AIMessage(content="As an AI language model, I don't have feelings, but I'm functioning well. How can I assist you today?", additional_kwargs={}, example=False)

# How you ask is important


In [39]:
gpt35([HumanMessage(content="What is the capital of France?")])

The capital of France is Paris.

AIMessage(content='The capital of France is Paris.', additional_kwargs={}, example=False)

In [40]:
gpt35([HumanMessage(content="What is France's capital?")])

Paris

AIMessage(content='Paris', additional_kwargs={}, example=False)

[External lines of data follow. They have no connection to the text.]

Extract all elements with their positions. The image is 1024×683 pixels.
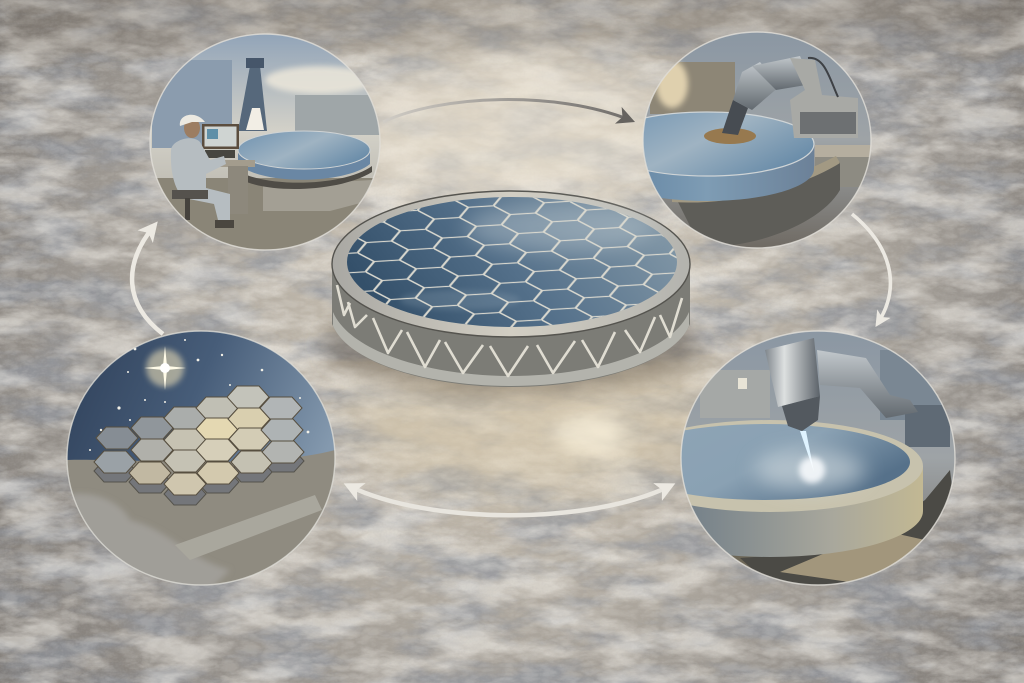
ground and clouds — [67, 450, 335, 585]
icon: star — [144, 346, 186, 390]
panel: robotic polishing — [642, 31, 872, 249]
panel: operator inspecting mirror — [150, 34, 380, 250]
laser head — [765, 338, 918, 483]
panel: laser figuring — [680, 330, 956, 586]
desk and monitor — [202, 124, 255, 182]
mirror shadow — [321, 295, 701, 395]
central segmented mirror — [321, 191, 701, 395]
base ring — [672, 162, 840, 246]
polished disc — [643, 111, 814, 201]
truss — [337, 285, 682, 376]
arrow: segments back to inspection — [132, 226, 163, 334]
arrow: double-headed between laser figuring and segment assembly — [349, 486, 670, 515]
hexagon tile cluster — [94, 386, 304, 505]
arrow: polishing to laser figuring — [852, 214, 890, 323]
hexagonal segments — [347, 197, 677, 327]
mirror top plate — [332, 191, 690, 337]
windows wall — [650, 62, 735, 114]
building left — [152, 60, 232, 148]
worker figure — [171, 115, 234, 228]
arrow: inspection to polishing — [383, 100, 630, 122]
floor — [732, 556, 756, 568]
glass surface — [347, 197, 677, 327]
tile thickness — [94, 456, 304, 506]
robot arm — [722, 56, 858, 138]
icon: tower — [238, 58, 267, 131]
transport case — [175, 495, 322, 560]
side table — [815, 145, 871, 157]
star field — [89, 339, 309, 451]
panel: hexagonal segments in space — [67, 331, 335, 590]
large disc under laser — [682, 420, 923, 557]
ground — [150, 178, 380, 250]
small mirror disc — [238, 131, 372, 211]
mirror side band — [332, 266, 690, 387]
workshop wall — [700, 370, 770, 418]
tile tops — [94, 386, 304, 495]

# Unrelated tokens have effect on the response


In [42]:
gpt35(
    [
        HumanMessage(
            content="Giraffes are amazing. Write a tweet about the world running out of ice cream."
        )
    ]
)

Oh no! The world is running out of ice cream! We need to act fast and find a solution before it's too late. #SaveTheIceCream 🍦🌍

AIMessage(content="Oh no! The world is running out of ice cream! We need to act fast and find a solution before it's too late. #SaveTheIceCream 🍦🌍", additional_kwargs={}, example=False)

In [43]:
gpt35(
    [
        HumanMessage(
            content="Lions are amazing. Write a tweet about the world running out of ice cream."
        )
    ]
)

"Uh oh, the world is running out of ice cream! Looks like we'll have to settle for lion-sized scoops of disappointment. #NoMoreIceCream #LionSizedScoops"

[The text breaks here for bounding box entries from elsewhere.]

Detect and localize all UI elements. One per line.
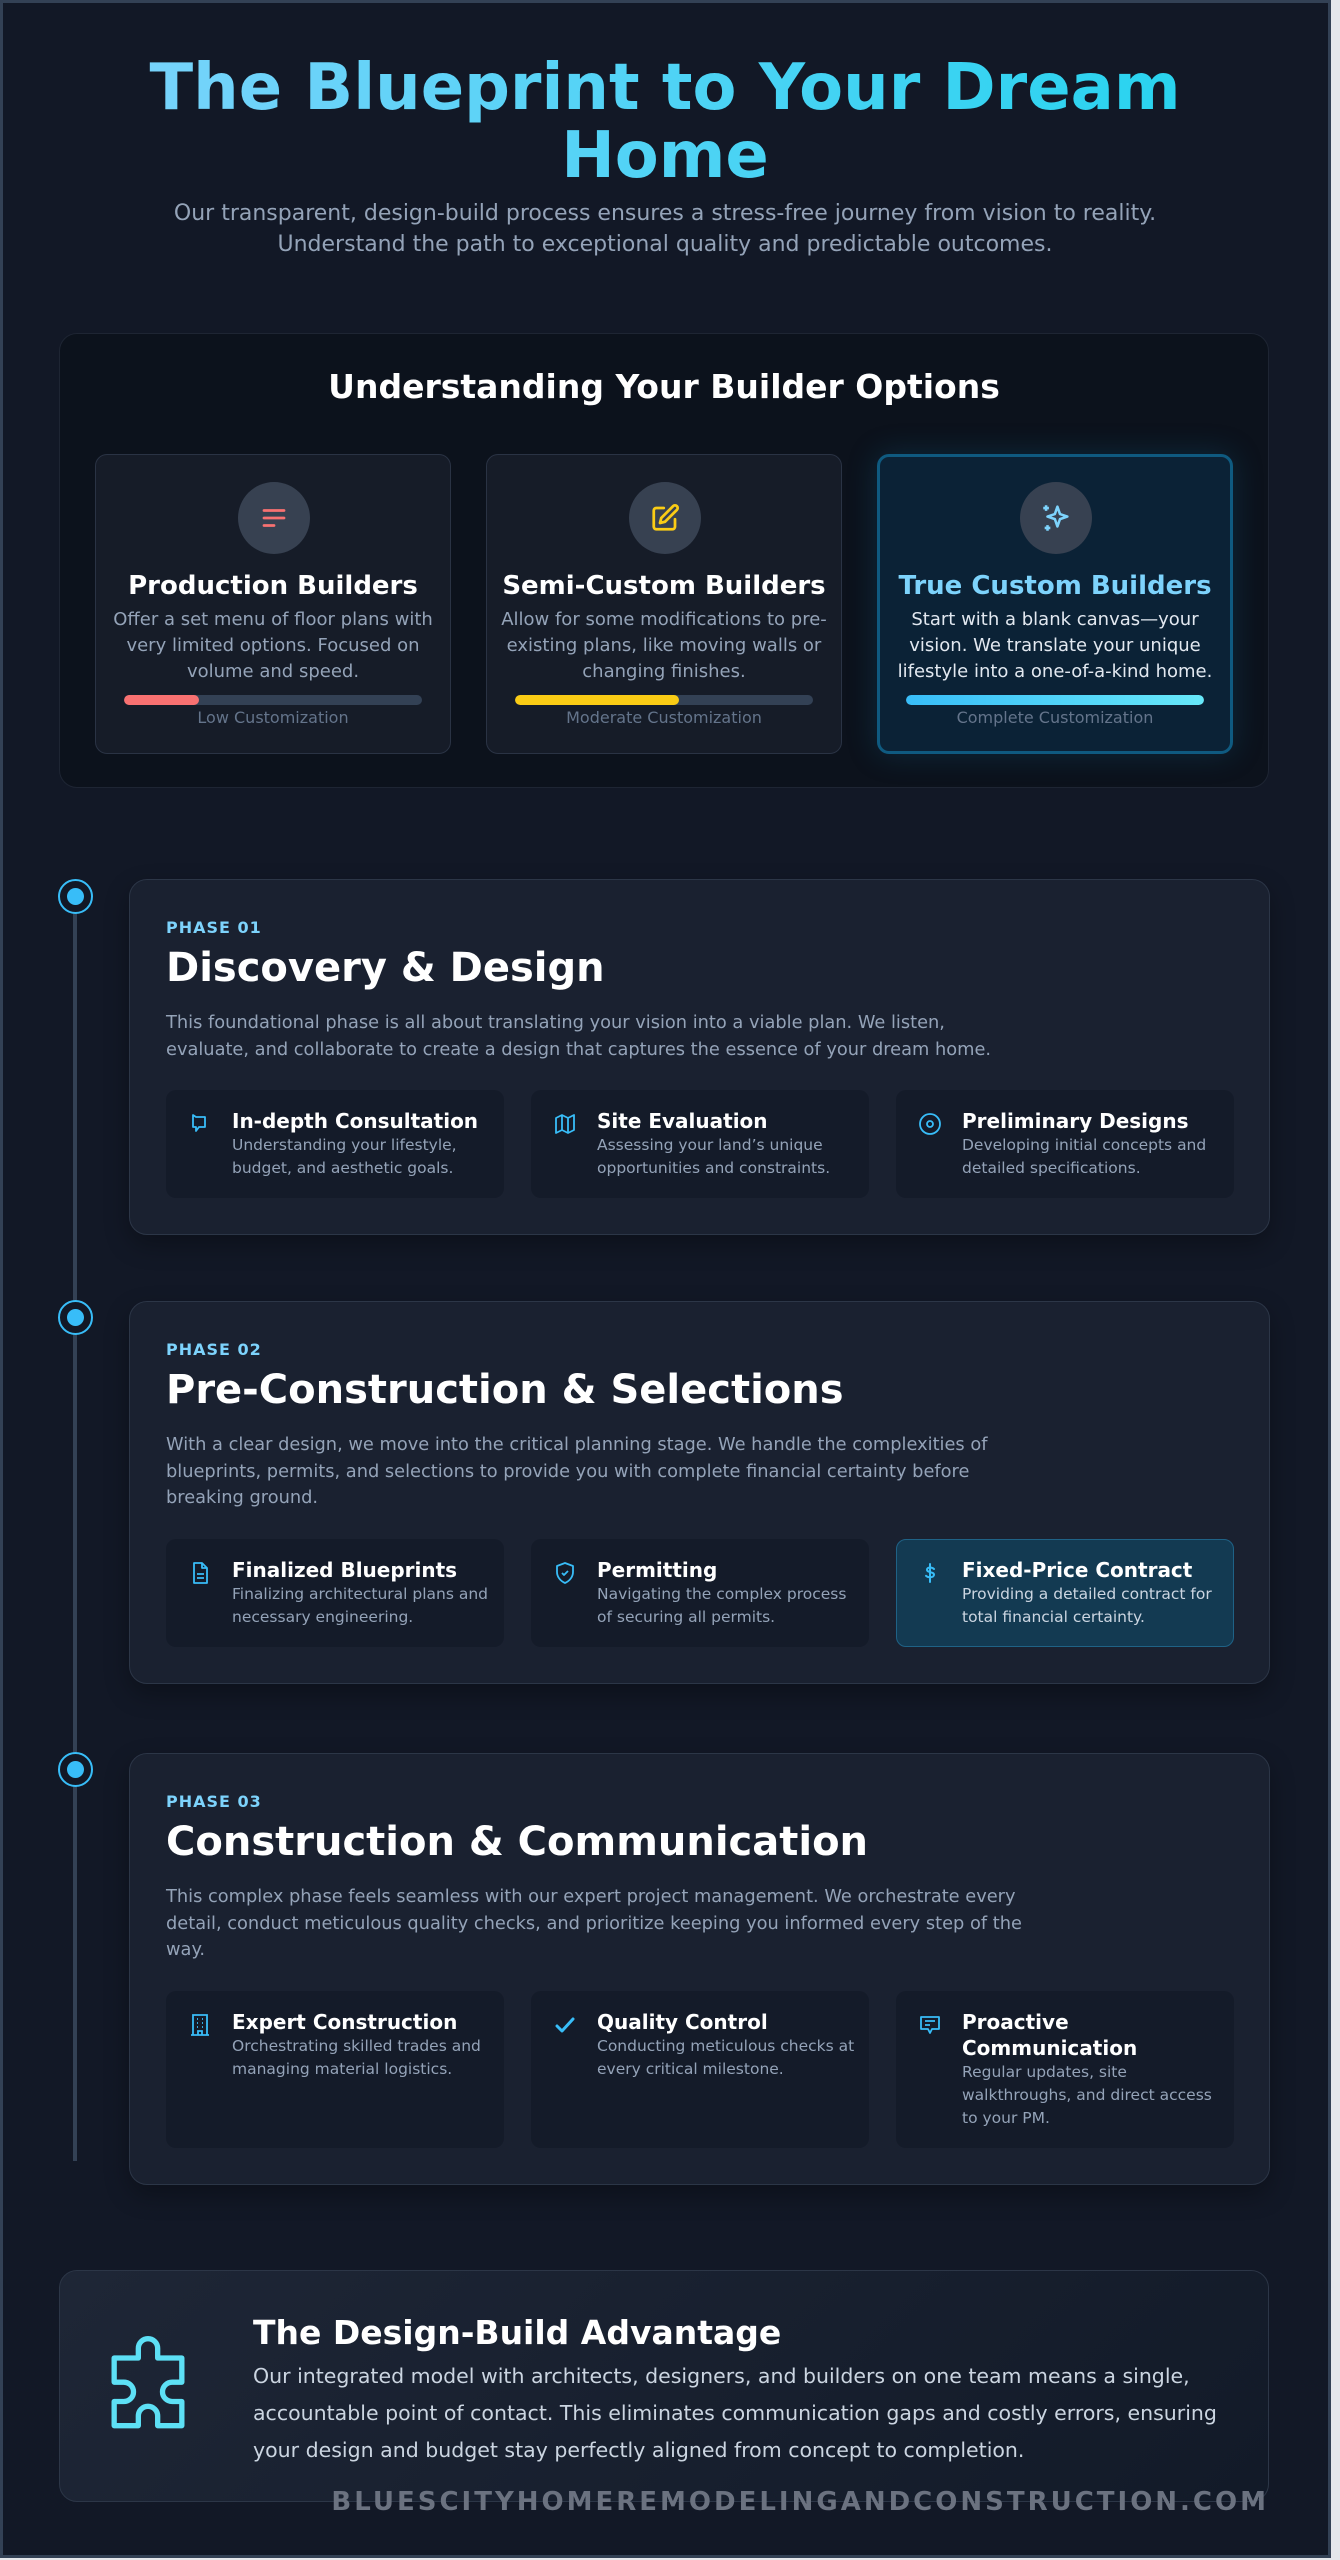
icon: sparkles bbox=[1020, 482, 1092, 554]
item: proactive communication bbox=[896, 1990, 1234, 2148]
card: true custom builders: Complete Customization bbox=[957, 708, 1153, 727]
watermark: BLUESCITYHOMEREMODELINGANDCONSTRUCTION.COM bbox=[331, 2487, 1269, 2517]
item: consultation: In-depth Consultation bbox=[232, 1109, 478, 1133]
item: consultation: Understanding your lifestyle, budget, and aesthetic goals. bbox=[232, 1136, 457, 1177]
icon: edit bbox=[629, 482, 701, 554]
panel: phase 03 bbox=[129, 1753, 1270, 2184]
item: permitting: Permitting bbox=[597, 1558, 717, 1582]
card: production builders: Offer a set menu of floor plans with very limited options. Focused on volume and speed. bbox=[113, 609, 433, 682]
timeline dot 3 bbox=[58, 1752, 93, 1787]
item: preliminary designs bbox=[896, 1090, 1234, 1198]
item: expert construction bbox=[166, 1990, 504, 2148]
item: permitting bbox=[531, 1538, 869, 1646]
icon: menu lines bbox=[238, 482, 310, 554]
title bbox=[60, 54, 1270, 190]
card: semi-custom builders: Semi-Custom Builders bbox=[502, 571, 826, 601]
card: true custom builders bbox=[877, 454, 1233, 754]
item: preliminary designs: Preliminary Designs bbox=[962, 1109, 1188, 1133]
item: blueprints: Finalized Blueprints bbox=[232, 1558, 457, 1582]
timeline line bbox=[73, 895, 77, 2161]
subtitle: Our transparent, design-build process ensures a stress-free journey from vision to reality. bbox=[174, 201, 1156, 226]
card: semi-custom builders: Allow for some modifications to pre-existing plans, like moving walls or changing finishes. bbox=[501, 609, 827, 682]
panel: design-build advantage bbox=[59, 2270, 1269, 2502]
item: site evaluation: Assessing your land’s unique opportunities and constraints. bbox=[597, 1136, 830, 1177]
panel: phase 01: This foundational phase is all about translating your vision into a viable plan. We listen, evaluate, and collaborate to create a design that captures the essence of your dream home. bbox=[166, 1012, 991, 1060]
item: permitting: Navigating the complex process of securing all permits. bbox=[597, 1584, 846, 1626]
item: consultation bbox=[166, 1090, 504, 1198]
heading: phase 03: Construction & Communication bbox=[166, 1819, 868, 1865]
timeline dot 2 bbox=[58, 1300, 93, 1335]
item: blueprints: Finalizing architectural plans and necessary engineering. bbox=[232, 1584, 488, 1626]
panel: phase 03: This complex phase feels seamless with our expert project management. We orchestrate every detail, conduct meticulous quality checks, and prioritize keeping you informed every step of the way. bbox=[166, 1886, 1022, 1960]
title: Home bbox=[561, 119, 769, 193]
panel: phase 02 bbox=[129, 1301, 1270, 1684]
item: quality control bbox=[531, 1990, 869, 2148]
item: site evaluation bbox=[531, 1090, 869, 1198]
item: proactive communication: Regular updates, site walkthroughs, and direct access to your PM. bbox=[962, 2062, 1212, 2126]
panel: phase 02: With a clear design, we move into the critical planning stage. We handle the complexities of blueprints, permits, and selections to provide you with complete financial certainty before breaking ground. bbox=[166, 1434, 987, 1508]
item: quality control: Conducting meticulous checks at every critical milestone. bbox=[597, 2036, 854, 2078]
heading: builder options: Understanding Your Builder Options bbox=[328, 367, 1000, 406]
card: true custom builders: Start with a blank canvas—your vision. We translate your unique lifestyle into a one-of-a-kind home. bbox=[898, 609, 1212, 682]
heading: phase 02: Pre-Construction & Selections bbox=[166, 1367, 844, 1413]
icon: puzzle bbox=[112, 2336, 184, 2428]
item: expert construction: Orchestrating skilled trades and managing material logistics. bbox=[232, 2036, 481, 2078]
item: proactive communication: Proactive bbox=[962, 2010, 1069, 2034]
item: fixed-price contract: Providing a detailed contract for total financial certainty. bbox=[962, 1584, 1212, 1626]
title: The Blueprint to Your Dream bbox=[150, 51, 1180, 125]
heading: advantage: The Design-Build Advantage bbox=[253, 2313, 781, 2352]
card: production builders: Production Builders bbox=[128, 571, 418, 601]
panel: builder options bbox=[59, 333, 1269, 788]
heading: phase 01: Discovery & Design bbox=[166, 945, 605, 991]
item: expert construction: Expert Construction bbox=[232, 2010, 457, 2034]
card: semi-custom builders: Moderate Customization bbox=[566, 708, 762, 727]
card: semi-custom builders bbox=[486, 454, 842, 754]
item: fixed-price contract: Fixed-Price Contract bbox=[962, 1558, 1192, 1582]
panel: phase 03: PHASE 03 bbox=[166, 1792, 262, 1811]
card: production builders bbox=[95, 454, 451, 754]
subtitle: Understand the path to exceptional quality and predictable outcomes. bbox=[278, 232, 1052, 257]
text: advantage: Our integrated model with architects, designers, and builders on one team means a single, accountable point of contact. This eliminates communication gaps and costly errors, ensuring your design and budget stay perfectly aligned from concept to completion. bbox=[253, 2364, 1217, 2462]
card: true custom builders: True Custom Builders bbox=[898, 571, 1212, 601]
item: blueprints bbox=[166, 1538, 504, 1646]
item: quality control: Quality Control bbox=[597, 2010, 768, 2034]
item: fixed-price contract bbox=[896, 1538, 1234, 1646]
card: production builders: Low Customization bbox=[197, 708, 349, 727]
panel: phase 02: PHASE 02 bbox=[166, 1340, 262, 1359]
item: proactive communication: Communication bbox=[962, 2036, 1137, 2060]
panel: phase 01: PHASE 01 bbox=[166, 918, 262, 937]
item: preliminary designs: Developing initial concepts and detailed specifications. bbox=[962, 1136, 1206, 1177]
timeline dot 1 bbox=[58, 879, 93, 914]
subtitle bbox=[174, 201, 1156, 257]
panel: phase 01 bbox=[129, 879, 1270, 1235]
item: site evaluation: Site Evaluation bbox=[597, 1109, 768, 1133]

AIMessage(content='"Uh oh, the world is running out of ice cream! Looks like we\'ll have to settle for lion-sized scoops of disappointment. #NoMoreIceCream #LionSizedScoops"', additional_kwargs={}, example=False)

In [45]:
# Even tokens in the response matter (chain of thought)

from langchain.llms import OpenAI

gpt3 = OpenAI(
    temperature=0, callbacks=[StreamingStdOutCallbackHandler()], streaming=True
)

prompt = """I visited the bookstore and purchased 15 books. 
I lent 3 books to my friend and donated 4 to the local library. 
Later, I bought 7 more books and sold 2. How many books do I have now?
Let's think step by step.
"""

gpt3(prompt)


Step 1: I purchased 15 books.

15 books

Step 2: I lent 3 books to my friend and donated 4 to the local library.

15 - 3 - 4 = 8 books

Step 3: I bought 7 more books and sold 2.

8 + 7 - 2 = 13 books

Therefore, I have 13 books now.

'\nStep 1: I purchased 15 books.\n\n15 books\n\nStep 2: I lent 3 books to my friend and donated 4 to the local library.\n\n15 - 3 - 4 = 8 books\n\nStep 3: I bought 7 more books and sold 2.\n\n8 + 7 - 2 = 13 books\n\nTherefore, I have 13 books now.'

In [46]:
# Infinite chat history is an illusion

messages = [
    HumanMessage(content="Dam si jeden cheeseburger."),
]

for i in range(150):
    messages.append(AIMessage(content="A dal?"))
    messages.append(
        HumanMessage(content="Dal uz nic, to je vsechno. Jenom ten cheeseburger.")
    )

gpt35(messages)

InvalidRequestError: This model's maximum context length is 4097 tokens. However, your messages resulted in 4514 tokens. Please reduce the length of the messages.